Larsson Matz
Clinical Health Promotion Centre, Lund University, 22100 Lund, Sweden.
School of Health and Medical Sciences, Örebro University, 70182 Örebro, Sweden.
Animals (Basel). 2024 Jul 5;14(13):1984. doi: 10.3390/ani14131984.

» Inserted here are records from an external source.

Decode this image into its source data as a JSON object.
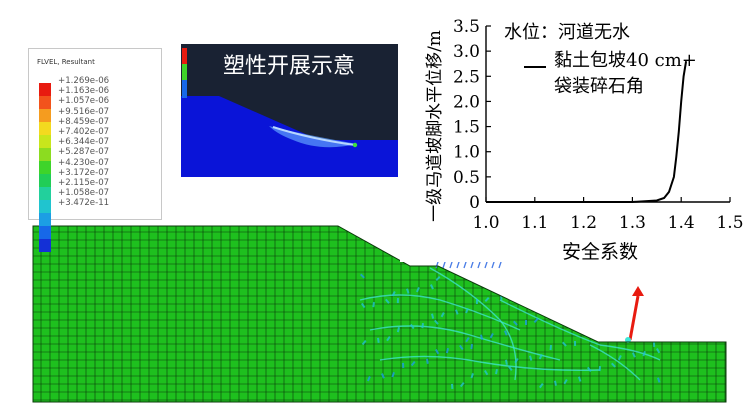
{
  "legend": {
    "title": "FLVEL, Resultant",
    "labels": [
      "+1.269e-06",
      "+1.163e-06",
      "+1.057e-06",
      "+9.516e-07",
      "+8.459e-07",
      "+7.402e-07",
      "+6.344e-07",
      "+5.287e-07",
      "+4.230e-07",
      "+3.172e-07",
      "+2.115e-07",
      "+1.058e-07",
      "+3.472e-11"
    ],
    "colors": [
      "#e81b10",
      "#f2531c",
      "#f59c1f",
      "#f3da1f",
      "#c8e61c",
      "#8cdc20",
      "#3ed42a",
      "#21cd56",
      "#22d09c",
      "#20c4cf",
      "#1c9ee4",
      "#1768e8",
      "#1430d6"
    ]
  },
  "inset": {
    "title": "塑性开展示意",
    "background": "#192233",
    "soil_color": "#0a14d8"
  },
  "mesh": {
    "soil_color": "#1ec01e",
    "line_color": "#0a3a0a"
  },
  "chart_data": {
    "type": "line",
    "xlabel": "安全系数",
    "ylabel": "一级马道坡脚水平位移/m",
    "xlim": [
      1.0,
      1.5
    ],
    "ylim": [
      0,
      3.5
    ],
    "xticks": [
      "1.0",
      "1.1",
      "1.2",
      "1.3",
      "1.4",
      "1.5"
    ],
    "yticks": [
      "0",
      "0.5",
      "1.0",
      "1.5",
      "2.0",
      "2.5",
      "3.0",
      "3.5"
    ],
    "annotation": "水位：河道无水",
    "series": [
      {
        "name": "黏土包坡40 cm+袋装碎石角",
        "name_lines": [
          "黏土包坡40 cm+",
          "袋装碎石角"
        ],
        "x": [
          1.0,
          1.1,
          1.2,
          1.3,
          1.35,
          1.365,
          1.375,
          1.385,
          1.39,
          1.395,
          1.4,
          1.405,
          1.41
        ],
        "y": [
          0,
          0,
          0,
          0,
          0.03,
          0.08,
          0.2,
          0.5,
          0.9,
          1.4,
          2.0,
          2.5,
          2.8
        ]
      }
    ]
  }
}
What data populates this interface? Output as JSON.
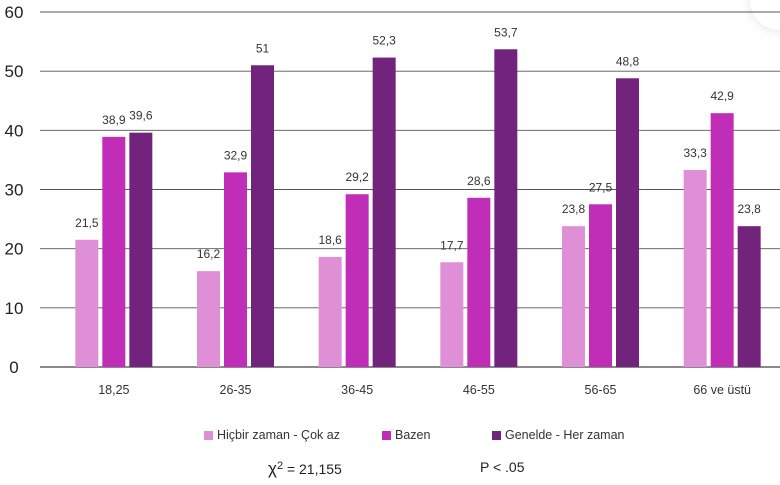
{
  "chart_data": {
    "type": "bar",
    "categories": [
      "18,25",
      "26-35",
      "36-45",
      "46-55",
      "56-65",
      "66 ve üstü"
    ],
    "series": [
      {
        "name": "Hiçbir zaman - Çok az",
        "color": "#df8fd6",
        "values": [
          21.5,
          16.2,
          18.6,
          17.7,
          23.8,
          33.3
        ],
        "labels": [
          "21,5",
          "16,2",
          "18,6",
          "17,7",
          "23,8",
          "33,3"
        ]
      },
      {
        "name": "Bazen",
        "color": "#c02db6",
        "values": [
          38.9,
          32.9,
          29.2,
          28.6,
          27.5,
          42.9
        ],
        "labels": [
          "38,9",
          "32,9",
          "29,2",
          "28,6",
          "27,5",
          "42,9"
        ]
      },
      {
        "name": "Genelde - Her zaman",
        "color": "#72237b",
        "values": [
          39.6,
          51,
          52.3,
          53.7,
          48.8,
          23.8
        ],
        "labels": [
          "39,6",
          "51",
          "52,3",
          "53,7",
          "48,8",
          "23,8"
        ]
      }
    ],
    "yticks": [
      0,
      10,
      20,
      30,
      40,
      50,
      60
    ],
    "ylim": [
      0,
      60
    ],
    "grid": true,
    "legend": "bottom"
  },
  "stats": {
    "chi_symbol": "χ",
    "chi_exp": "2",
    "chi_value": " = 21,155",
    "p_value": "P < .05"
  }
}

The suggests that schooling can result in several benefits. (1) The acoustic pattern (AP) (pressure waves and other water movements) produced by swimming are likely to serve as signals within fish shoals, communicating useful spatial and temporal information between school members, enabling synchronized locomotion and influencing join, stay or leave decisions and shoal assortment. (2) Schooling is likely to reduce the masking of environmental signals, e.g., by auditory grouping, and fish may achieve windows of silence by simultaneously stopping their movements. (3) A solitary swimming fish produces an uncomplicated AP that will give a nearby predator's lateral line organ (LLO) excellent information, but, if extra fish join, they will produce increasingly complex and indecipherable APs. (4) Fishes swimming close to one another will also blur the electrosensory system (ESS) of predators. Since predators use multimodal information, and since information from the LLO and the ESS is more important than vision in many situations, schooling fish may acquire increased survival by confusing these sensory systems. The combined effects of such predator confusion and other acoustical benefits may contribute to why schooling became an adaptive success. A model encompassing the complex effects of synchronized group locomotion on LLO and ESS perception might increase the understanding of schooling behavior.
研究表明,集群行为能带来诸多益处。(1)鱼类游动产生的声学模式(AP)(压力波和其他水体运动)很可能在鱼群中充当信号,在鱼群成员之间传递有用的空间和时间信息,实现同步游动,并影响加入、停留或离开的决策以及鱼群的分类。(2)集群行为可能会减少环境信号的掩蔽,例如通过听觉分组,并且鱼类可能通过同时停止游动来获得安静的时段。(3)单独游动的鱼产生的声学模式简单,会给附近捕食者的侧线器官(LLO)提供很好的信息,但是,如果有额外的鱼加入,它们会产生越来越复杂且难以解读的声学模式。(4)彼此靠近游动的鱼也会模糊捕食者的电感应系统(ESS)。由于捕食者使用多模态信息,并且在许多情况下,来自侧线器官和电感应系统的信息比视觉信息更重要,集群的鱼可能通过混淆这些感官系统而提高生存率。这种捕食者混淆效应和其他声学益处的综合作用可能有助于解释为什么集群行为成为一种适应性成功。一个包含同步群体游动对侧线器官和电感应系统感知的复杂影响的模型,可能会增进对集群行为的理解。